Bitcoin Correction in September Could Test $100K
Bitcoin September correction could see BTC test the $100K mark after a $15B options expiry triggered a drop toward $110K. Ethereum also dipped below $4,360 as whales reportedly manipulated leverage during the monthly close. Historically, Bitcoin September correction driven by large options expiries forces liquidations before stabilizing, often paving the way for Q4 rallies after brief shakeouts. Meanwhile, global M2 liquidity hitting a new high suggests underlying bullish momentum remains intact.
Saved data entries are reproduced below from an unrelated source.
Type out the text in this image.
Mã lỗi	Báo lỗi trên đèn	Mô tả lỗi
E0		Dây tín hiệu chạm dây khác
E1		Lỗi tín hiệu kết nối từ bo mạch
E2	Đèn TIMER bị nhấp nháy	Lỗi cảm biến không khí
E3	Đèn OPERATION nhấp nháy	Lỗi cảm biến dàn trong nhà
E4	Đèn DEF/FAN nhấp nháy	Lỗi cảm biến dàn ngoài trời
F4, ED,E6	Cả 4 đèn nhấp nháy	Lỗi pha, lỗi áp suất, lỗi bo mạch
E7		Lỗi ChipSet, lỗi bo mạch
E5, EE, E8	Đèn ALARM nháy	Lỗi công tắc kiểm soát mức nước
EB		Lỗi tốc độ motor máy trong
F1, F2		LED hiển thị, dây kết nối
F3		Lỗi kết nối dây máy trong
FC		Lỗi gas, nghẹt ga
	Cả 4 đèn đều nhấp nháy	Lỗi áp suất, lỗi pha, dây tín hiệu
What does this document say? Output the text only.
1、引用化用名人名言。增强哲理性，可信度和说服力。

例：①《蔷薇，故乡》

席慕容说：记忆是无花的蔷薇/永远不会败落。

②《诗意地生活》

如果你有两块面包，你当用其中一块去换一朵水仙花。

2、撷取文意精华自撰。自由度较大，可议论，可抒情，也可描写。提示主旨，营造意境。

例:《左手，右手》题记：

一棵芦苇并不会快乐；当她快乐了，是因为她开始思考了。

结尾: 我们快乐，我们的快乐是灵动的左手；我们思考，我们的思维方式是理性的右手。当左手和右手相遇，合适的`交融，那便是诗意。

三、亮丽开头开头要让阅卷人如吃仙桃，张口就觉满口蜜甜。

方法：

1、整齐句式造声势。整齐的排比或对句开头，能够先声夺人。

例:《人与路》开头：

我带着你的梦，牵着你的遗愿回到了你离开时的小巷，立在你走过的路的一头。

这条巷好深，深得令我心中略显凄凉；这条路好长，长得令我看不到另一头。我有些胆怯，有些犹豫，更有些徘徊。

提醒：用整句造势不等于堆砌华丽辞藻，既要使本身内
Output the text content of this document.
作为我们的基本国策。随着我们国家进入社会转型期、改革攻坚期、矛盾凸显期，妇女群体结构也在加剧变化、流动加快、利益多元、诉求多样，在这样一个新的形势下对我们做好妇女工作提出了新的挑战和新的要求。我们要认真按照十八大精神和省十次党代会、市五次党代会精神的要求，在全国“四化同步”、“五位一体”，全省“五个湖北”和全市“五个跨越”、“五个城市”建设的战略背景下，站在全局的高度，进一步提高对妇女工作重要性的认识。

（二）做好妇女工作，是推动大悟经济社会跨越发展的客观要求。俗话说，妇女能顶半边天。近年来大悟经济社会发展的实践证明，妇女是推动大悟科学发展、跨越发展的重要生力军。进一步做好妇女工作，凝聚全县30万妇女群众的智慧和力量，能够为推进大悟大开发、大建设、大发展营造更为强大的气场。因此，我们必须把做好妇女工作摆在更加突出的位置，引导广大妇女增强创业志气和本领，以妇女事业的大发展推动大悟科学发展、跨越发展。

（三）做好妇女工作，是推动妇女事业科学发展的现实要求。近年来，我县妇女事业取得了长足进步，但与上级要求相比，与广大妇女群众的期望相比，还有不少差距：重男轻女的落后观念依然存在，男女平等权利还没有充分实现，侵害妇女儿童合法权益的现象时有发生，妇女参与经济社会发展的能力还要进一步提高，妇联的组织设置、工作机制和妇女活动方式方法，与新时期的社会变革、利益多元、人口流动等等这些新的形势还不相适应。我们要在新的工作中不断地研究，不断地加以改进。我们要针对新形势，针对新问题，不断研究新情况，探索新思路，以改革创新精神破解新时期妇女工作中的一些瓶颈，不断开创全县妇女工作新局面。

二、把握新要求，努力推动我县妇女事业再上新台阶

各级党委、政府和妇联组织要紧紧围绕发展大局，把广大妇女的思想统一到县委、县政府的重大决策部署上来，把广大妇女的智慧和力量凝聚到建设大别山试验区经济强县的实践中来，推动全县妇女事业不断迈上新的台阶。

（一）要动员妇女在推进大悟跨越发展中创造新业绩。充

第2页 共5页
Traders should watch key levels: a break below $109K may drive BTC toward $103K–$107K, while reclaiming $116K could signal renewed upside. For ETH, support near $4,100 and resistance at $4,450–$4,600 will be crucial. Overall, this Bitcoin September correction appears to be a standard shakeout rather than a trend reversal, offering potential entry points ahead of a likely Q4 rally.
Bearish
The article describes a significant options expiry that pressured Bitcoin down to around $110K, raising the possibility of a drop below the $100K level in early September. Historically, large options expiries trigger short-term liquidations and volatility, as seen in past cycles (2017, 2021). Although rising global liquidity suggests underlying bullish momentum, the immediate market reaction is likely to be negative as traders de-risk and flush out leverage. Support levels between $107K and $103K may be tested before a rebound occurs. Therefore, the near-term impact on trading activity and market sentiment is bearish, even as longer-term fundamentals remain bullish for a potential Q4 rally.